¡Pobres!
«Sospecho que amamos al pobre porque destaca nuestra virtud y lo odiamos porque evoca nuestra miseria»
Sostiene un célebre apologista del optimismo, acaso el imbécil más conspicuo de nuestro tiempo, que aunque te desahucien puedes ser “mega-feliz” (sic) haciendo “cientos de cosas positivas” en el albergue público. Al ser liberados de todas esas servidumbres superfluas que en el primer mundo tomamos por esenciales -las plataformas de streaming, el agua caliente-, los pobres quedan, a su juicio, exentos de “ansiedades y fobias”. ¡Curioso es que, a pesar de las innumerables virtudes de su condición, ningún pobre quiera serlo!
Nabokov acuñó el término poshlost para aludir a lo que, siendo falso, siendo feo y siendo malo, pasa en ocasiones por verdadero, bello y bueno. “Es especialmente robusto y perverso -escribió en su extraordinario ensayo de 1959 sobre Gógol- cuando la farsa no es obvia”. Volvió a hablar de esta suerte de esnobismo ético, que por inepcia algunos toman en serio, en una entrevista concedida a The Paris Review en 1967, incluida en Opiniones contundentes (Anagrama): “filisteísmo en todos sus aspectos, imitaciones de imitaciones, falsas profundidades”. De todo ello hay a manos llenas en la más vil de las afectaciones morales: el falso interés por los menesterosos.

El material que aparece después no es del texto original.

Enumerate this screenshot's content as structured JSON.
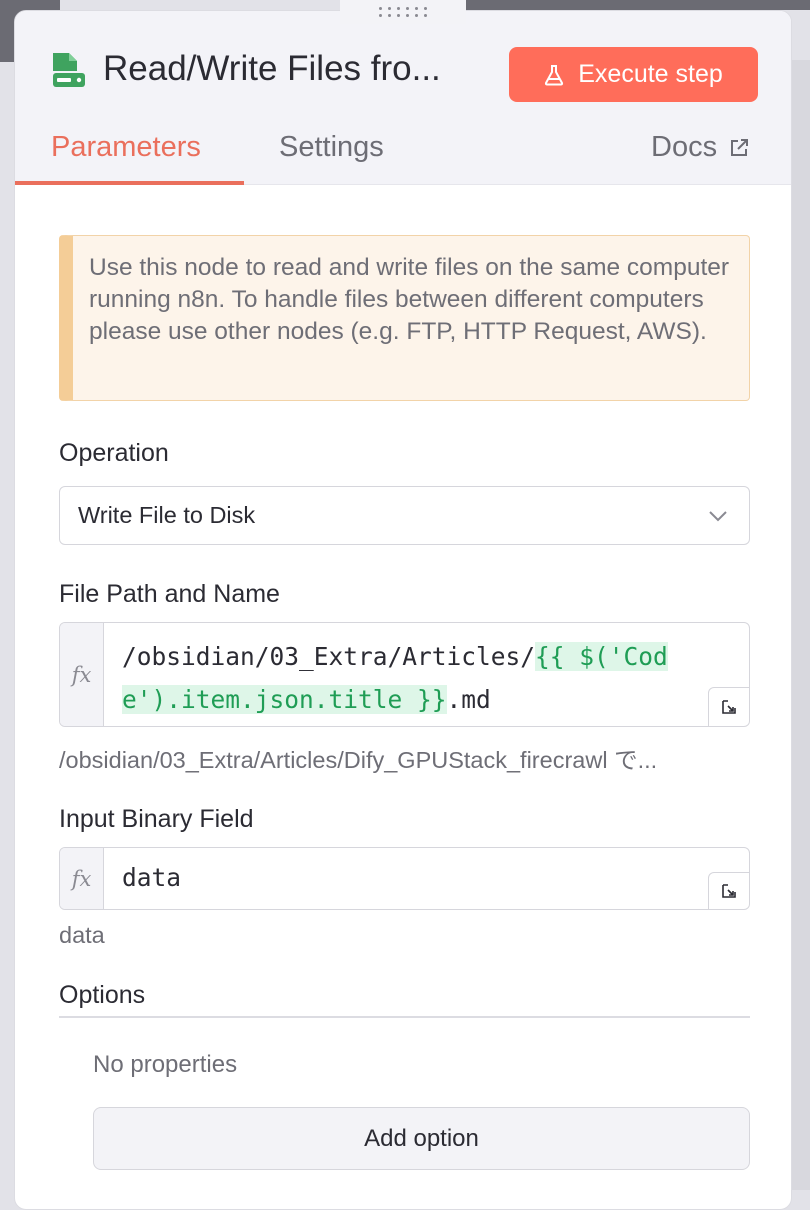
{
  "node": {
    "title": "Read/Write Files fro...",
    "execute_label": "Execute step"
  },
  "tabs": [
    {
      "label": "Parameters",
      "active": true
    },
    {
      "label": "Settings",
      "active": false
    },
    {
      "label": "Docs",
      "active": false
    }
  ],
  "notice": {
    "text": "Use this node to read and write files on the same computer running n8n. To handle files between different computers please use other nodes (e.g. FTP, HTTP Request, AWS)."
  },
  "operation": {
    "label": "Operation",
    "value": "Write File to Disk"
  },
  "file_path": {
    "label": "File Path and Name",
    "prefix": "/obsidian/03_Extra/Articles/",
    "expr_line1": "{{ $('Cod",
    "expr_line2": "e').item.json.title }}",
    "suffix": ".md",
    "resolved": "/obsidian/03_Extra/Articles/Dify_GPUStack_firecrawl で..."
  },
  "binary_field": {
    "label": "Input Binary Field",
    "value": "data",
    "resolved": "data"
  },
  "options": {
    "label": "Options",
    "empty_text": "No properties",
    "add_label": "Add option"
  },
  "colors": {
    "accent": "#ff6d5a",
    "expression_bg": "#def6e8",
    "expression_fg": "#1f9d55",
    "notice_bg": "#fdf4ea"
  },
  "icons": {
    "node": "file-disk-icon",
    "execute": "flask-icon",
    "docs": "external-link-icon",
    "fx": "fx-icon",
    "expand": "expand-icon",
    "dropdown": "chevron-down-icon"
  }
}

Hace unos días, dos youtubers lanzaban bolsas de magdalenas desde el interior de un coche a transeúntes en un barrio obrero de Valencia. Como ha señalado Alexandra Gil, resulta elocuente que el sujeto de este “safari de la vergüenza” fuese omitido, ya que los receptores de dicha dádiva no aparecían en ningún momento del vídeo. Así, nos vemos obligados a creer a las dos influencers cuando afirman que a éstos «se les ilumina la cara». ¿Será cierto el dictum de Pasolini en función del que los pobres son, en esencia, irreales?
“Filantropía telescópica” es el título de uno de los mejores capítulos de Casa desolada. En él satiriza Dickens a la hipócrita señora Jelliby, tan interesada en los niños africanos, en cuanto idea abstracta, como despreocupada por sus propios hijos, que deambulan por el pasillo sucios y desatendidos. ¿Fingen quienes, como la señora Jelliby, manifiestan su amor por los humildes? Creo que no. Diría que, precisamente, aman a los pobres por ser pobres.

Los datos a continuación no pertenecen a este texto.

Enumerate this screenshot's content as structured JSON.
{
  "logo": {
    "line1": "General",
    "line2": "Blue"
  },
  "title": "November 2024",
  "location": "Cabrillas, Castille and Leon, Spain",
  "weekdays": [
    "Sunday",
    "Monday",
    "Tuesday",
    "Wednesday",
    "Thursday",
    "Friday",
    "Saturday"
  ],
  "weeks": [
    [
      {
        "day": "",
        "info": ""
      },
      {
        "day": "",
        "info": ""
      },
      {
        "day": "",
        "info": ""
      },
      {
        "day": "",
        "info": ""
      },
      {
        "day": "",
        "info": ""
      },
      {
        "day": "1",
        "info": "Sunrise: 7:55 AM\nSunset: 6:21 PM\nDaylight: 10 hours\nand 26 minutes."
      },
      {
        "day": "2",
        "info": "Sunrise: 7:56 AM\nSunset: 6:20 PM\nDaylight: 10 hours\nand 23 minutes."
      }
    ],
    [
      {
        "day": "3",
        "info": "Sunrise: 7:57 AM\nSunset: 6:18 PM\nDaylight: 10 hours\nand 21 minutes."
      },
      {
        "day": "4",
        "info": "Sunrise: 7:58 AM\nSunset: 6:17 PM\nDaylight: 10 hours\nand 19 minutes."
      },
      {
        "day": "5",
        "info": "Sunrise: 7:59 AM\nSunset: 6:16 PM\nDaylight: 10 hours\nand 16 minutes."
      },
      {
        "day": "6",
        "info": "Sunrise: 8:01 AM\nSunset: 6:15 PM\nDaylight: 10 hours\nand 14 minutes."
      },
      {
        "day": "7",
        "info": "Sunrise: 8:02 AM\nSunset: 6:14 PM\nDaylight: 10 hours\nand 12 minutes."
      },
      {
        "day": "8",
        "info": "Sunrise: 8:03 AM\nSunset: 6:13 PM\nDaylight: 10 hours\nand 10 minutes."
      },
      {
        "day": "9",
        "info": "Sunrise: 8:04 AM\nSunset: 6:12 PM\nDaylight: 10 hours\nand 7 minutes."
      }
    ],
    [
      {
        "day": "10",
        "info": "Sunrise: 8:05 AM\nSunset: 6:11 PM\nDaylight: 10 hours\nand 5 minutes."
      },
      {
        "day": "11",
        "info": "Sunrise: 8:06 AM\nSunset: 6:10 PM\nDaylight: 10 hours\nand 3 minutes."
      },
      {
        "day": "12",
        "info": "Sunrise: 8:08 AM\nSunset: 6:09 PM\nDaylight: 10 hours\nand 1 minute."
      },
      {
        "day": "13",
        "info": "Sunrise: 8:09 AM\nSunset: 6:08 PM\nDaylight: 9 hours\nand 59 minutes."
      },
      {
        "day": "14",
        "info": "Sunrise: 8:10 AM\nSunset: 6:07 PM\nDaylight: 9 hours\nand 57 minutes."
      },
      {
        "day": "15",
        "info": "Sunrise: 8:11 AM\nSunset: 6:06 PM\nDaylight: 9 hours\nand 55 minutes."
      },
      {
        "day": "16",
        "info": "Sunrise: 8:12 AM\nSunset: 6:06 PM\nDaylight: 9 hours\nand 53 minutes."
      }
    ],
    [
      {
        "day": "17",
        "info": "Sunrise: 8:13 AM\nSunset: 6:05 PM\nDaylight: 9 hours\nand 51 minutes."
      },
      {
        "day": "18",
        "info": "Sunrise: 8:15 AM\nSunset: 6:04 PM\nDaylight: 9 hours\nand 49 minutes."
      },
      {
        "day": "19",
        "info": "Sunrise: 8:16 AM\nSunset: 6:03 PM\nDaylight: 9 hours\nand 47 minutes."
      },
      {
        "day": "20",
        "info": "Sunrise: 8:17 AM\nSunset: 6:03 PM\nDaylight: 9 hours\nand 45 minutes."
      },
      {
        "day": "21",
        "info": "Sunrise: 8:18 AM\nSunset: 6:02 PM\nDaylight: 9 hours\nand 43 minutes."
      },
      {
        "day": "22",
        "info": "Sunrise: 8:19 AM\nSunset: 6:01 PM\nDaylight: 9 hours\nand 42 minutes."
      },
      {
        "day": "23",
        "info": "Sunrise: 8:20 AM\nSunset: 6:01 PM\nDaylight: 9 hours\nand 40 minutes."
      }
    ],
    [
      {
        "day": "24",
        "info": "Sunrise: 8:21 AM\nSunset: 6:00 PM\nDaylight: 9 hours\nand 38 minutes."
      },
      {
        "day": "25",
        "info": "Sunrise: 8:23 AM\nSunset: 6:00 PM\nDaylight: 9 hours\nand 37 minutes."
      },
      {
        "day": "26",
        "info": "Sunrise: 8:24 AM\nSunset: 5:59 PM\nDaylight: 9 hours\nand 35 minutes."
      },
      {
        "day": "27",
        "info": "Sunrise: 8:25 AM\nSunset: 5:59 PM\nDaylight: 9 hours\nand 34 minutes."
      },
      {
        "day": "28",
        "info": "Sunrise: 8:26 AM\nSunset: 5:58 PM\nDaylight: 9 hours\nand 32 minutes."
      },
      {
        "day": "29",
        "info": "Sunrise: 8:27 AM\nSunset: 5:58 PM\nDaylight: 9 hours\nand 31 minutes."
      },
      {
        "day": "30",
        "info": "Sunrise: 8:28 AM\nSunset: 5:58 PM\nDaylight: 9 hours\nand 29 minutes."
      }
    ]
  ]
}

El poshlost pobrista (que no es sino la banalidad del bien) se resume en lo que sigue: para que afloren las virtudes de la miseria, debe sufrirla el prójimo. Y, para que no se rompa el hechizo, es preceptivo que el objeto de nuestra piedad se mantenga a una prudente distancia. Por eso basta con una formación semipresencial para diplomarse en altruísmo.

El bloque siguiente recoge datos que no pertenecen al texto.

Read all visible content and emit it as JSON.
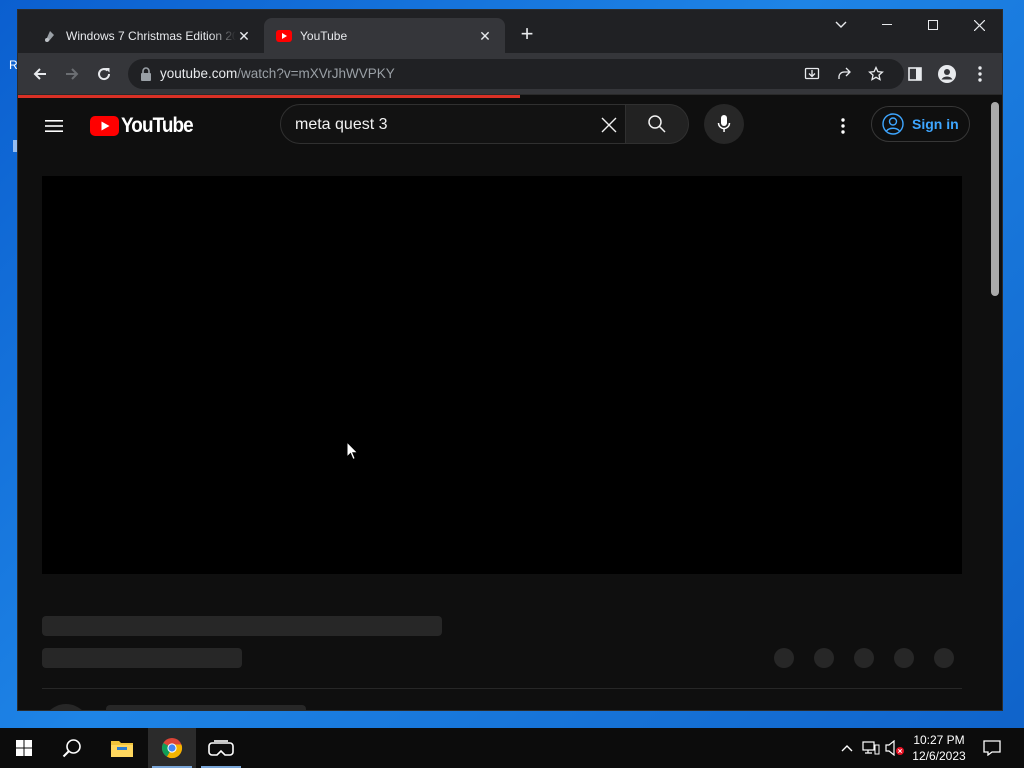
{
  "desktop": {
    "fragment_r": "R"
  },
  "browser": {
    "tabs": [
      {
        "title": "Windows 7 Christmas Edition 20",
        "active": false,
        "icon": "ornament-icon"
      },
      {
        "title": "YouTube",
        "active": true,
        "icon": "youtube-favicon-icon"
      }
    ],
    "url_host": "youtube.com",
    "url_path": "/watch?v=mXVrJhWVPKY",
    "load_progress": 0.51
  },
  "youtube": {
    "logo_text": "YouTube",
    "search_value": "meta quest 3",
    "search_placeholder": "Search",
    "sign_in_label": "Sign in",
    "accent": "#ff0000",
    "link_color": "#3ea6ff"
  },
  "taskbar": {
    "time": "10:27 PM",
    "date": "12/6/2023",
    "apps": [
      "start-icon",
      "search-icon",
      "file-explorer-icon",
      "chrome-icon",
      "vr-headset-icon"
    ]
  }
}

Claro que también contamos con una modalidad intensiva a la que, a falta de mejor nombre, llamaremos “filantropía microscópica”: una inclinación tan prolija y minuciosa por las cuitas ajenas que, a pesar de su cortedad, se convalida por varios créditos de altruísmo. He visto a mochileros tan afanosos en sus repentinos arranques de solidaridad que parecían Lord Chesterfield interesándose por sus mucamas: “¡son felices con tan poco!” En Cambridge en mitad de la noche, de Jiménez Torres, la bienintencionada Jane se obliga a establecer contacto visual con los camareros de la universidad, les da siempre las gracias de manera enfática y, cuando los ve fumando fuera de la cafetería, se acerca a preguntarles cuán explotados se sienten por el sistema, exhibiendo una curiosidad digna de un etnólogo. Pero un día aciago descubre que, por alguna razón, prefieren que les deje trabajar en paz.
Es de esperar que la próxima reforma del Código Penal incorpore la aporofobia como agravante en los delitos de odio. El áporos es, en expresión de Adela Cortina, “una vergüenza que no conviene airear”. ¿Será la misma vergüenza de que participa quien, trabajando a jornada completa, no se atreve a reconocer que no llega a fin de mes? Quizá por ello se engaña diciendo que la suya es “la profesión más bonita del mundo” o tonterías de esa laya… Sea como fuere, sospecho que amamos al pobre porque destaca nuestra virtud y lo odiamos porque evoca nuestra miseria.
Sirva de coda una parábola bíblica. Vestido con unos míseros harapos, el mendigo Lázaro acude a la vivienda de un rico muy aficionado a los banquetes. Este, claro trasunto de Caifás, lo recibe con cruel indiferencia, acción que determina su destino ultraterreno. Es un cuento viejo y su mensaje, más que evidente. Ahora echen un vistazo a las fotos de sus amigos en Etiopía o a las de los influencers en el sudeste asiático. ¿No sospechan que, de producirse hoy el encuentro, el adinerado comilón habría aprovechado para hacerse un selfi con el pobre Lázaro antes de mandarlo a paseo?